Sharing our success story with incident management performance optimization. Our Incident module had accumulated 280K records over 8 years, causing dashboard queries to timeout and report generation to take 5+ minutes.
We implemented an automated archiving solution using SQL Server Agent that moves closed incidents older than 3 years to archive tables. The results were dramatic - incident dashboard load time dropped from 8.2 seconds to 2.2 seconds, and our monthly compliance reports now generate in under 60 seconds.
Key challenge was maintaining data accessibility for audits while improving active query performance. We designed the archive structure to mirror production tables and updated all reports/views to union active and archived data when needed. Happy to share implementation details.
Great approach. What was your archiving criteria? Just closed status and 3 year age, or did you include other factors like severity or investigation outcome? Also curious about your archive table structure - did you maintain all the same indexes or optimize differently?
Here’s the complete implementation summary:
Scheduled SQL Archiving Job:
SQL Server Agent job runs monthly (first Sunday, 2am). Archives incidents closed >3 years with status=‘Closed’ and investigation_complete=‘Y’. Job takes 15-20 minutes for ~3K records.
Archive Table Design:
Created mirror tables: Incident_Archive, IncidentWorkflow_Archive, IncidentAttachment_Archive. Key differences from active tables:
- Clustered index on archive_date instead of incident_id
- Non-clustered indexes only on: incident_number, closed_date, severity
- Removed indexes on assignee, department (rarely queried in archive)
Report and View Updates:
Created unified views for audit compliance:
CREATE VIEW vw_Incident_Complete AS
SELECT * FROM Incident WHERE archive_flag = 0
UNION ALL
SELECT * FROM Incident_Archive
Dashboards query active table only (archive_flag=0). Compliance reports use complete views. Updated 12 reports and 5 dashboards - all backward compatible.
Query Performance Benchmarking:
Measured 5 critical queries before/after:
- Dashboard load: 8.2s → 2.2s (73% reduction)
- Monthly report: 312s → 58s (81% reduction)
- Incident search by number: 1.8s → 0.4s (78% reduction)
- Trend analysis (1 year): 45s → 11s (76% reduction)
- CAPA linkage query: 6.5s → 1.9s (71% reduction)
Used SQL Server Profiler to capture actual execution times over 2-week period.
Edge Case Handling:
Archive job sets archive_flag=1 on active table before moving data. If reopening needed (happened twice in 6 months), we have a stored procedure that moves record back to active tables and clears archive_flag. Takes <5 seconds, maintains full audit trail.
Additional Optimizations:
- Archive tables in separate ARCHIVE filegroup on different disk subsystem
- Partitioned archive by year (2017, 2018, 2019, 2020, 2021)
- Backup strategy: Full backup active tables daily, archive tables weekly
- Retention policy: Archive data kept 10 years, then purged per regulatory requirements
Total database size reduced from 180GB to 95GB after initial archive. Query plan cache more efficient with smaller active dataset. Maintenance windows shortened by 40% since index rebuilds only touch active data.

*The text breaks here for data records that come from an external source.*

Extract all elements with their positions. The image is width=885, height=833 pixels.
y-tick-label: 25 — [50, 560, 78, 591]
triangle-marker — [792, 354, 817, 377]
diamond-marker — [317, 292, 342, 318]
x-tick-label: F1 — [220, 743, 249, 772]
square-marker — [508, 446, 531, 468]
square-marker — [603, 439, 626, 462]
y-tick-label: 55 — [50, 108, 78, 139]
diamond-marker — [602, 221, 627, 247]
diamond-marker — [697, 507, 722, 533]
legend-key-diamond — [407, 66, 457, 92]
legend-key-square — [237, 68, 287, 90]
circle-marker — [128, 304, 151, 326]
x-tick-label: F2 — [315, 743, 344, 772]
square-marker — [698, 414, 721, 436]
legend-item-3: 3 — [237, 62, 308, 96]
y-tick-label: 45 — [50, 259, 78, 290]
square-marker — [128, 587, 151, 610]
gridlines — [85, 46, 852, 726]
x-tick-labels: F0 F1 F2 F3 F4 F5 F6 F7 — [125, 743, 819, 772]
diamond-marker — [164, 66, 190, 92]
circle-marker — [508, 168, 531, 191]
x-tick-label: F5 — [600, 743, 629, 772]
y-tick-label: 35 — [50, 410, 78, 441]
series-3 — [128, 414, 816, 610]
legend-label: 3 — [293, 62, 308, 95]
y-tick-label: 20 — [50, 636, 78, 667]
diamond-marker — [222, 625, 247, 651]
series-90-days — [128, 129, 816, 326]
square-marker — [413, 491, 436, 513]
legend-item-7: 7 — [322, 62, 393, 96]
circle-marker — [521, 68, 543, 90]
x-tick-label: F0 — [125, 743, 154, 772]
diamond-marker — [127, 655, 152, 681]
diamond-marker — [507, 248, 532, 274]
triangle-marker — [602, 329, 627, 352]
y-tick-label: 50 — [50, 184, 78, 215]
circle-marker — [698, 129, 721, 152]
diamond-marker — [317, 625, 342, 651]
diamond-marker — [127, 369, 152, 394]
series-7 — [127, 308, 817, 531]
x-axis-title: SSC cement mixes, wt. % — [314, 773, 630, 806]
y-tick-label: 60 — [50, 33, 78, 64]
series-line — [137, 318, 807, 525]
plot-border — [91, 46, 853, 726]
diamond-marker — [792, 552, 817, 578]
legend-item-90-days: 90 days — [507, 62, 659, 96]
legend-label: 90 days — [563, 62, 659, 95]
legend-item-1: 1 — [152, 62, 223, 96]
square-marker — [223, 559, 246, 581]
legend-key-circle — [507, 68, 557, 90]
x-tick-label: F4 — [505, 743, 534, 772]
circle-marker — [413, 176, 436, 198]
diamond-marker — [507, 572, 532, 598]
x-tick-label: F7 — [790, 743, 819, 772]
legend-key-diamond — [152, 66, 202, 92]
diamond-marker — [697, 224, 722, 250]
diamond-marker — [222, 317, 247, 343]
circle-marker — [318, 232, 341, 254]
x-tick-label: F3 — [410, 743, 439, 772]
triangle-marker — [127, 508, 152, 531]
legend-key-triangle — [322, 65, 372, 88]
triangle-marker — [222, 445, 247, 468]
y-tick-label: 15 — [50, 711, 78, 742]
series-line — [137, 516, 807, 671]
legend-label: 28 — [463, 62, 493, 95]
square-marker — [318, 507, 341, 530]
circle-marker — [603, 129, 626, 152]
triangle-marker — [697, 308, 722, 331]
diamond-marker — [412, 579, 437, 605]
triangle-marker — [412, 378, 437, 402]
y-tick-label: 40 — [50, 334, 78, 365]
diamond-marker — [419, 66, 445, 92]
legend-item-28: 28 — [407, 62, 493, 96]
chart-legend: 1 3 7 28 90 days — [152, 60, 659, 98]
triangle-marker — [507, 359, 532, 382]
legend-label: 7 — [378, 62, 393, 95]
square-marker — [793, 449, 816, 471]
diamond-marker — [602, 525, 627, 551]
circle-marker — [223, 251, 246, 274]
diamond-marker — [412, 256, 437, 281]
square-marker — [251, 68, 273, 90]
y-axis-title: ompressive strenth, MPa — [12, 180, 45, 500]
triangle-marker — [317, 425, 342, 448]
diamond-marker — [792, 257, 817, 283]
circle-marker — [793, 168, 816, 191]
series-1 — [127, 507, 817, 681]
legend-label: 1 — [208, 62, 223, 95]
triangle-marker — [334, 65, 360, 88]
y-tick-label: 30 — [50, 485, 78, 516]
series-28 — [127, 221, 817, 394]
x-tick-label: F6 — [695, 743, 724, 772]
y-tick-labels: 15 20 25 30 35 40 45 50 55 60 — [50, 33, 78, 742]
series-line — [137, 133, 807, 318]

The combination of proper archive table design, selective indexing, and view-based reporting gave us the performance boost while maintaining complete audit compliance. Would recommend this approach for any module exceeding 100K records.
This is exactly what we need! Our incident queries are painfully slow. How did you handle the audit trail integrity? Auditors need to see the complete history including archived records. Did you modify the standard Trackwise audit views?
For audit compliance, we created unified views that union active and archive tables. The audit trail remains intact - we archive the full incident record plus all related workflow history, attachments, and CAPA links. Auditors use the same reports, they just query the views instead of base tables. No modification to standard audit views needed.
How often does your SQL Agent job run? Daily, weekly? And what happens if someone needs to reopen an archived incident - do you have a restore process? We’re concerned about edge cases where closed incidents might need investigation updates after archiving.
Did you update the dashboard queries to exclude archived data by default, or do users see everything? I’m thinking about performance vs completeness tradeoff. Also, how did you benchmark the 73% improvement - what specific queries did you measure?
Nice work on this. One consideration - make sure your archive tables are in a separate filegroup for easier backup/restore management. Also recommend partitioning the archive table by year if you expect continued growth. This keeps the archive queries performant as the archive grows over time.